O Projecto de Lei (PL) 2.963/2019, aprovado pelo Senado na passada terça-feira e que segue para debate e votação na Câmara dos Deputados, permite a compra, por pessoas físicas ou jurídicas estrangeiras, de um quarto do território dos municípios brasileiros.
«Uma área equivalente a duas vezes a região Sudeste do Brasil, ou 2,12 milhões de quilómetros quadrados, ficará disponível para a compra por estrangeiros», sublinha o Brasil de Fato.
A mesma fonte explica que a legislação actual, de 1971, só permite a aquisição de terras a estrangeiros residentes no Brasil, empresas já autorizadas a funcionar no país ou empresas brasileiras cuja maioria do capital social pertença a estrangeiros.
A proposta agora aprovada no Senado baixa a fasquia das exigências, contemplando pessoas físicas e empresas estabelecidas fora do território brasileiro e mesmo sem sede no Brasil. O aval para negociação caberá ao Conselho de Defesa Nacional.
Antes da votação, o Partido dos Trabalhadores (PT) ainda apresentou uma proposta para retirar o projecto da agenda, mas esta foi rejeitada por 35 votos contra 20.
«Somos o maior produtor de grãos do mundo, mas nós estamos vivendo inflação, picos inflacionários por falta de determinados produtos, em função da ocupação da terra somente para a produção de commodity. Imagine se a gente entregar 25% do nosso território para estrangeiros?», questionou o senador Rogério Carvalho (do PT de Sergipe). «Nem estou falando da questão da soberania, que é outro debate. Eu estou falando de ter comida na mesa, da capacidade de fazermos da terra um instrumento de distribuição de riqueza neste país», frisou.
Agronegócio, aumento dos custos de produção, ameaça à segurança alimentar
Entidades ligadas ao agronegócio – o autor da proposta é o senador Irajá Abreu (do Partido Social Democrático), que integra a chamada bancada ruralista – referem que a abertura deste mercado poderá gerar receitas que rondam os oito mil milhões de euros.
«Investimentos estrangeiros significam aumento da demanda por terra e tendem a puxar os preços das terras para cima. Isto tornará a produção mais cara, afinal a terra é um componente importante dos custos de produção», disse Sérgio Sauer, professor da Universidade de Brasília e investigador de temas ligados à reforma agrária, terra e território, numa entrevista ao Brasil de Fato na altura da apresentação do projecto, em Setembro de 2019.
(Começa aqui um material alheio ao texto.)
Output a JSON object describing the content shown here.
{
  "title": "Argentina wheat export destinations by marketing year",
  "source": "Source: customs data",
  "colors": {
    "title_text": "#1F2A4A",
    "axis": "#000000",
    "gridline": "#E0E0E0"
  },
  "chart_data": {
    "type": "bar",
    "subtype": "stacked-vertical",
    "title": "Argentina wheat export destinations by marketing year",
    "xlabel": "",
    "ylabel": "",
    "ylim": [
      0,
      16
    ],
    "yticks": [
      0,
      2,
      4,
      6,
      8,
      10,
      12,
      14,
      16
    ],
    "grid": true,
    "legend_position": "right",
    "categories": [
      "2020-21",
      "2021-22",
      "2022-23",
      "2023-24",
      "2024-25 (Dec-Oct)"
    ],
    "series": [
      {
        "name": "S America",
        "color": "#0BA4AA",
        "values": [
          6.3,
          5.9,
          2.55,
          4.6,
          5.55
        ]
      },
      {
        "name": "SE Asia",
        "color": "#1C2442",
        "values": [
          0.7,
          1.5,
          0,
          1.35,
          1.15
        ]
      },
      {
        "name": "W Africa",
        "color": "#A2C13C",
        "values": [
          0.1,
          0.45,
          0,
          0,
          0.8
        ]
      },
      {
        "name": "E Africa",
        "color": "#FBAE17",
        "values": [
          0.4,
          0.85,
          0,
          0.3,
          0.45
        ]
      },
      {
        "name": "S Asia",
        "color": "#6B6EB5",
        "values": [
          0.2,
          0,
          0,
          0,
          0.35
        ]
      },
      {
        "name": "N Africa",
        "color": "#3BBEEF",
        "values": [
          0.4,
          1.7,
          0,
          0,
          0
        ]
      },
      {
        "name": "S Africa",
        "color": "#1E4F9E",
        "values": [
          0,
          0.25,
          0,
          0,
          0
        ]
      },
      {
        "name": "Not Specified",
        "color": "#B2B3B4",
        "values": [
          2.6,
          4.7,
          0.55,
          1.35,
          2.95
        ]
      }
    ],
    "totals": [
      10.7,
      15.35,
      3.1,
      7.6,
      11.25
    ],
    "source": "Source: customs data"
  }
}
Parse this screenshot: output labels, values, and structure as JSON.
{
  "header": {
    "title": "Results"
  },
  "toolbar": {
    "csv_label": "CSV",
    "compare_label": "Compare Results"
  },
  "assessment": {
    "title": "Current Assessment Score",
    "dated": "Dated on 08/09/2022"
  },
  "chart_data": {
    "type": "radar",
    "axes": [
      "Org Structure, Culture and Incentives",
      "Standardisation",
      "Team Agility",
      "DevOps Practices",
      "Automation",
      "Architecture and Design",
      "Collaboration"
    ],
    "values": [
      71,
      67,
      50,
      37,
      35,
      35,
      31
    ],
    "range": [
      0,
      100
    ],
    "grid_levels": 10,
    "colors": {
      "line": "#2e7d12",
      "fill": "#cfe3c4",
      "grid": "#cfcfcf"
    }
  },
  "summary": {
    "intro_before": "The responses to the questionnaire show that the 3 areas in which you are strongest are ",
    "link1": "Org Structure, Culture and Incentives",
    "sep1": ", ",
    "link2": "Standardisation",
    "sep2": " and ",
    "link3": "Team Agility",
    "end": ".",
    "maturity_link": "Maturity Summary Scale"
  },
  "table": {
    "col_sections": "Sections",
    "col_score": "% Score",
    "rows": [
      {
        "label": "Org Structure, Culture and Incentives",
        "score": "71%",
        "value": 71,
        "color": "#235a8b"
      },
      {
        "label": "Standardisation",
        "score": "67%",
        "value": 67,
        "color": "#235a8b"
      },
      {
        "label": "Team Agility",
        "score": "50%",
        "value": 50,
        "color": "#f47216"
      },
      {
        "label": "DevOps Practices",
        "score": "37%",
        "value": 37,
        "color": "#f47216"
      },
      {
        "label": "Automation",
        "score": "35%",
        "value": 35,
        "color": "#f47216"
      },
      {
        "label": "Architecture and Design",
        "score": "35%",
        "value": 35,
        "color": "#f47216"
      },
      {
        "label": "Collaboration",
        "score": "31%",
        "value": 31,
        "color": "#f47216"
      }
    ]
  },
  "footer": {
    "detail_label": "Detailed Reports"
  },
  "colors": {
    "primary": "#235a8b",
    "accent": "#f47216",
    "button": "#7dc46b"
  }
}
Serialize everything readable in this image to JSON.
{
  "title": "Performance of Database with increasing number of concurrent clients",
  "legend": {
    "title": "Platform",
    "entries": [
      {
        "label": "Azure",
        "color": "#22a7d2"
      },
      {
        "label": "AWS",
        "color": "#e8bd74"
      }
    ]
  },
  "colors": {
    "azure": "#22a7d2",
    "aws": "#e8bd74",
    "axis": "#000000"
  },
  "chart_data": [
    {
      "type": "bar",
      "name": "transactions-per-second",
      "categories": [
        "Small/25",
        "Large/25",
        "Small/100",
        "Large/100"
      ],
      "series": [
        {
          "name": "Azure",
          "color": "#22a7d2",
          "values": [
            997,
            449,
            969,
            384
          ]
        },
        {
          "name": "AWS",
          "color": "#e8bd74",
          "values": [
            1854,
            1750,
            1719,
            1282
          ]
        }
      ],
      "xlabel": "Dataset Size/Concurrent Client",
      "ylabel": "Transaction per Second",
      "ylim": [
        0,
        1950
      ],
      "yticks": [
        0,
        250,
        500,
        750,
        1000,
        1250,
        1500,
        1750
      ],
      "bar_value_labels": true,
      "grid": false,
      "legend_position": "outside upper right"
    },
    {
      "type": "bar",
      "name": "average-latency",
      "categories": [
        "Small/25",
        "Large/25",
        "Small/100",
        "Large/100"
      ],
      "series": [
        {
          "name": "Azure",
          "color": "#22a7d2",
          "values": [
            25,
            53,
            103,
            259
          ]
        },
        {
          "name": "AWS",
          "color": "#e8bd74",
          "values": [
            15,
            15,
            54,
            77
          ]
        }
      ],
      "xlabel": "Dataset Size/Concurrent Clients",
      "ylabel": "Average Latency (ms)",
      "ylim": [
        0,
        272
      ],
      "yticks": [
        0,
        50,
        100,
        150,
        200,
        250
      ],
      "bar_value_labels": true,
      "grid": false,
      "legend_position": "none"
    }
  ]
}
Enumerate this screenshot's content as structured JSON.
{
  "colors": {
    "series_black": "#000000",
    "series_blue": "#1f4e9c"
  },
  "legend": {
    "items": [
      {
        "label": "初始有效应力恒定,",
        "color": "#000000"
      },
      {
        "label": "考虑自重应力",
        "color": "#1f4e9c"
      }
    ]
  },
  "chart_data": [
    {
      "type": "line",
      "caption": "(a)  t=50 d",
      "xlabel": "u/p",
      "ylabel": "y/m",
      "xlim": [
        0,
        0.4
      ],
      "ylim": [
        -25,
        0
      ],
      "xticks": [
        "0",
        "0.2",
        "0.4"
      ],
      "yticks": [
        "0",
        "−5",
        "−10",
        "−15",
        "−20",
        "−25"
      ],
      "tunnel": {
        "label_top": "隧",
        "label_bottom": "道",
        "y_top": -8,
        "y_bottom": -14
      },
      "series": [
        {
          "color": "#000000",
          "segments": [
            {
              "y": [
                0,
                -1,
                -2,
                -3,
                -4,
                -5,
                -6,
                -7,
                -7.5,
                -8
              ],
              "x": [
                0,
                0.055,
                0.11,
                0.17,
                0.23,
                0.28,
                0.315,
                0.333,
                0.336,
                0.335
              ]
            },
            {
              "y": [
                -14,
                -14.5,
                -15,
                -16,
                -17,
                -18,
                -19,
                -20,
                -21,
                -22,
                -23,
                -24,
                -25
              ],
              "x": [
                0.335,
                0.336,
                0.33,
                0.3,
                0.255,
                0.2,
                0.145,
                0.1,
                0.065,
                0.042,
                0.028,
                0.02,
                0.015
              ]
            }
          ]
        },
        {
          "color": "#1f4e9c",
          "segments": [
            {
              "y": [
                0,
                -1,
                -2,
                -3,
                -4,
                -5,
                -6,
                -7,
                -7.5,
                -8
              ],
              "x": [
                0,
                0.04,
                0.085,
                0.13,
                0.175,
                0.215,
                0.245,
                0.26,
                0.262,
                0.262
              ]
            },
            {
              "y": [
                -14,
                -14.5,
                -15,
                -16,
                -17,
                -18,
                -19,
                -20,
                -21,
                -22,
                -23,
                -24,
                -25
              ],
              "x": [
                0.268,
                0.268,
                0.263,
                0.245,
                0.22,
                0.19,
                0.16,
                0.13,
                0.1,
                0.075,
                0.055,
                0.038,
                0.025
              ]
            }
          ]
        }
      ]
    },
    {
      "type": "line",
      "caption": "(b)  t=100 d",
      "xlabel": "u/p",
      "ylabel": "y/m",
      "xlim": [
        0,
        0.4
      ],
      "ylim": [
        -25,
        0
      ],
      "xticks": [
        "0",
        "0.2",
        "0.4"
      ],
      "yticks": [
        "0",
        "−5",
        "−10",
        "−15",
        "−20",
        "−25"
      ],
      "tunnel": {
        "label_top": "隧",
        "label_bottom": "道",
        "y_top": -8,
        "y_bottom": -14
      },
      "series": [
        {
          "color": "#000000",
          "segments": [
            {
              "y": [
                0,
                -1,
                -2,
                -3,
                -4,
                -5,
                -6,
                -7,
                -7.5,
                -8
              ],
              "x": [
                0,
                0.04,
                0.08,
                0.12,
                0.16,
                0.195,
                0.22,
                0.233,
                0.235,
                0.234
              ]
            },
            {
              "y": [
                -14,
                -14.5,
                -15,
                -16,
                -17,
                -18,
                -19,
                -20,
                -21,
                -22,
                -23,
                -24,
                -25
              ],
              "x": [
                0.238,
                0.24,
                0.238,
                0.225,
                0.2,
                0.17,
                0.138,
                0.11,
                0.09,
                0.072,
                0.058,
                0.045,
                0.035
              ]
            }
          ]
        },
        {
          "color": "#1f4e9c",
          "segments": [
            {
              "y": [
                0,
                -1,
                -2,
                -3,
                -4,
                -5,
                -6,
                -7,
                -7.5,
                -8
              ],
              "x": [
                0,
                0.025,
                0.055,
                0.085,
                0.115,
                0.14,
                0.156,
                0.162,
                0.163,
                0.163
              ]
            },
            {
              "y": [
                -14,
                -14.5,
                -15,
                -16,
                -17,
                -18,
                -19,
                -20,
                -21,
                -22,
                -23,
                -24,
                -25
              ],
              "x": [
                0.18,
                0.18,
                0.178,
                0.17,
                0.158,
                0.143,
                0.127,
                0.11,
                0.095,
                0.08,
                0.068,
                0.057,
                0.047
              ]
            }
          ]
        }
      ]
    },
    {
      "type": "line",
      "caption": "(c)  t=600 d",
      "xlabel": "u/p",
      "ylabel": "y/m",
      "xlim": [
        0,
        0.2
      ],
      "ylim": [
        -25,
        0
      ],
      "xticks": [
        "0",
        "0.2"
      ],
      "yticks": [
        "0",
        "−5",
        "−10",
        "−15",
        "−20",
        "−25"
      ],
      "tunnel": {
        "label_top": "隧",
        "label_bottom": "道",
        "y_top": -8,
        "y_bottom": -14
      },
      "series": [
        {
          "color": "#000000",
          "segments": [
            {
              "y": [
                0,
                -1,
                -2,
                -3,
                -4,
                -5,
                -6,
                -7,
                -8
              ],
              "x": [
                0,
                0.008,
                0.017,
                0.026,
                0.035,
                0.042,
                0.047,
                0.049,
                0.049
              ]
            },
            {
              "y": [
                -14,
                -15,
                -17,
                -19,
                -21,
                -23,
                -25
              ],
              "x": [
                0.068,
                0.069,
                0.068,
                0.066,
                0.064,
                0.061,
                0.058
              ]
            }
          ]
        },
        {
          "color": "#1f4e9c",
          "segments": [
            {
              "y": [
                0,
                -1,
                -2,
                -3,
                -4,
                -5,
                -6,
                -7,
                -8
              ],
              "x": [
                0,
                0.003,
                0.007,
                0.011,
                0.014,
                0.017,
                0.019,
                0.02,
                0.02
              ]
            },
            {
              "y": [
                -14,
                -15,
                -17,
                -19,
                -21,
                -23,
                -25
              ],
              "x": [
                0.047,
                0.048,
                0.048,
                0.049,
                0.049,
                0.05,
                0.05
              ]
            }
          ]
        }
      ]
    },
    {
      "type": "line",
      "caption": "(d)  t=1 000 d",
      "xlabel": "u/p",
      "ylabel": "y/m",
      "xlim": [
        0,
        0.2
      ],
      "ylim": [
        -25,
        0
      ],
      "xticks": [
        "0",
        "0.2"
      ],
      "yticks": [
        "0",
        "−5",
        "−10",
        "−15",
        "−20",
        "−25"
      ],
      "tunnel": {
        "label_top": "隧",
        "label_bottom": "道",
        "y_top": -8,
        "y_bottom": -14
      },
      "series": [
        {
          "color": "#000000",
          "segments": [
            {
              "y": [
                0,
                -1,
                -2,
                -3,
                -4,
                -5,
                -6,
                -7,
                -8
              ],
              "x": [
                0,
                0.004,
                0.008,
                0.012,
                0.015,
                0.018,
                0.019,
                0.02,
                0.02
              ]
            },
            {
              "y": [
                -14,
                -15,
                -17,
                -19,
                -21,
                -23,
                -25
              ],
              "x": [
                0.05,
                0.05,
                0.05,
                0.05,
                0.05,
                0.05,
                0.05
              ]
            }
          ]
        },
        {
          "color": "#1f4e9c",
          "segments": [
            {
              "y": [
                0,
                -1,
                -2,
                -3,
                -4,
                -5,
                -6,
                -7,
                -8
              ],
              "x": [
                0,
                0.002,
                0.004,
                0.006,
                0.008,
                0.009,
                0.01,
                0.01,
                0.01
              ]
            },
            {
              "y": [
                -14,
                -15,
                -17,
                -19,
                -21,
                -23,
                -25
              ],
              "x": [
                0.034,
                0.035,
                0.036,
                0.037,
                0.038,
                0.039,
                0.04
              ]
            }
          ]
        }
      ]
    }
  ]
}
Por seu lado, Alexandre Conceição, da coordenação nacional do Movimento dos Trabalhadores Rurais Sem Terra (MST), alertou para os riscos que a liberalização traz não só para a soberania, mas também para a segurança alimentar dos brasileiros.
«Temos 100 milhões de hectares de terras agricultáveis e 4,5 milhões de sem-terra. Portanto, não [é preciso] devastar, não [é preciso] pôr fogo na Amazónia: basta distribuir a área [pelos] sem-terra para a gente produzir alimentos saudáveis, protegendo a natureza, dentro da agroecologia», disse.
«O programa do governo actual é desfazer tudo o que a Constituição de 1988 fez, que é garantir a função social da propriedade da terra e a soberania nacional», denunciou.